Aujourd'hui, je vais aborder un sujet hyper glamour et qui touche (malheureusement) énormément de femmes, les mycoses vaginales et vulvaires. Là, je sens bien que je viens de perdre la moitié de mon lectorat, l'autre s'étant mise en PLS. Relax. J'ai publié ce billet une première fois en 2014 pour un webzine. Il m'a semblé qu'il était temps de le sortir des placards pour le dépoussiérer. 

J'ai personnellement eu la grande chance de croiser la route des mycoses suite à un abus d'antibiotiques.
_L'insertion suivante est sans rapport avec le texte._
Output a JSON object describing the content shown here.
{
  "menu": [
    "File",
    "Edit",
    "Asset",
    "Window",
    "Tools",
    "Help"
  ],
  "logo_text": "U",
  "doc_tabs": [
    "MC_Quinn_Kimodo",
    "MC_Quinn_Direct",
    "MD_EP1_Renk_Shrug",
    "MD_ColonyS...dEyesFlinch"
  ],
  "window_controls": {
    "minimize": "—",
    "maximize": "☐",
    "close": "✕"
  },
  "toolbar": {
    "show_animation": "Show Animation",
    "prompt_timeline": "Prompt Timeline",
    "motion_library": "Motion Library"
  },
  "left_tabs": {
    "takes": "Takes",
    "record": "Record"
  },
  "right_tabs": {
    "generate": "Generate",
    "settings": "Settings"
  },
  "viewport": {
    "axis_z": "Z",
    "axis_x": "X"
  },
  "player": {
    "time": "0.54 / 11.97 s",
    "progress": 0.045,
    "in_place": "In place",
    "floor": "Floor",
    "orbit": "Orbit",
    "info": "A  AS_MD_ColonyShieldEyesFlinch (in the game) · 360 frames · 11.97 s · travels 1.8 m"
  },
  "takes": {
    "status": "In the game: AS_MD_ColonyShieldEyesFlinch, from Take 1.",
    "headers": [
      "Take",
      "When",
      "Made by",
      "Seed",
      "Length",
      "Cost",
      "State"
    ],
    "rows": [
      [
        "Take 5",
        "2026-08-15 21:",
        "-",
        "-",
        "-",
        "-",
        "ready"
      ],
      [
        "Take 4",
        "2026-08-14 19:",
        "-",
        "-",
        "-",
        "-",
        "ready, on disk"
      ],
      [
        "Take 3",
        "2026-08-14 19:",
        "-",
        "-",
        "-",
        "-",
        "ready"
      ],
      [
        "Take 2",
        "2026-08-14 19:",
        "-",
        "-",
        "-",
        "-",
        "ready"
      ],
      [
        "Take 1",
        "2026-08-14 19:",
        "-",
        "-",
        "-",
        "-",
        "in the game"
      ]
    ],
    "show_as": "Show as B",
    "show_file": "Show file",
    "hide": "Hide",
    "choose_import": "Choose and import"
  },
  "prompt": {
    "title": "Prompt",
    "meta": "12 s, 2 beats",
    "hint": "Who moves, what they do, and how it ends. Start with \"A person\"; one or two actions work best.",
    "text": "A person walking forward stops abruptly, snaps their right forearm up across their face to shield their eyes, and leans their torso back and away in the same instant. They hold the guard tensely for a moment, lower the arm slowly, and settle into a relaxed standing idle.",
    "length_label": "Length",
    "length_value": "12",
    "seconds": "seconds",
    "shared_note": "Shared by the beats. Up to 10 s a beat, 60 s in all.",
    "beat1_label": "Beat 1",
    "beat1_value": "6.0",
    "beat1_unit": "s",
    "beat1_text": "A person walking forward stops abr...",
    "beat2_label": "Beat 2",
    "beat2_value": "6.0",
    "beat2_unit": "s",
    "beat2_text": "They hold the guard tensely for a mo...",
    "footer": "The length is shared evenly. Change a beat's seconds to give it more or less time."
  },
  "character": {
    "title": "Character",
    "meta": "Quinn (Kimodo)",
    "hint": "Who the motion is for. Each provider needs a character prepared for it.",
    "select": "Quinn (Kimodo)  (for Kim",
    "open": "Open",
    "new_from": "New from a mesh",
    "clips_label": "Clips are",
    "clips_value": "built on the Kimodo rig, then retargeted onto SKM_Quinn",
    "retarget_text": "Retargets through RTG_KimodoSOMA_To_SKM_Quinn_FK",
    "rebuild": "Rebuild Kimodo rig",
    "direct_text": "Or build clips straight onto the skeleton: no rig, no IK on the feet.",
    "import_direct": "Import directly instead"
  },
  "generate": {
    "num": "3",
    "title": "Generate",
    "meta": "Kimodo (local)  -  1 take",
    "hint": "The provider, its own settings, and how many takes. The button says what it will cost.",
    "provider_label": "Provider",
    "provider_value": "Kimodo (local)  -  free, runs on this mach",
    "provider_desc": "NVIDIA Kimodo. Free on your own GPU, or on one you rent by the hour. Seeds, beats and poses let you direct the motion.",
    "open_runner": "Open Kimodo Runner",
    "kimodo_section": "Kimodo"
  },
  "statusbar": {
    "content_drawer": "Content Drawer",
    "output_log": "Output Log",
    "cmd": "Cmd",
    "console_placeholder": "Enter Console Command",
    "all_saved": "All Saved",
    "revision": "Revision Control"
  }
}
Je viens d'une époque où on était moins regardant quant à leur utilisation et, suite à des angines à répétition, j'ai eu droit à un traitement de choc. On a fini par m'enlever les amygdales mot compte triple et tout est rentré dans l'ordre. Sauf que les antibiotiques à fortes doses, cela peut avoir des effets secondaires. Comme, au hasard, l’agréable et délicieuse mycose vaginale. Celle-là même qui vous donnera envie de vous arracher le clito à la truelle rouillée ou de crever avec un spéculum dans l'oreille... Et qui reviendra systématiquement. A chaque prise d’antibiotiques. Y compris ceux à spectre restreint. Cela a duré des années. Plus de 20 ans après le fameux traitement de choc. Comme quoi, il ne faut pas négliger la puissance vengeresse des amygdales pourries.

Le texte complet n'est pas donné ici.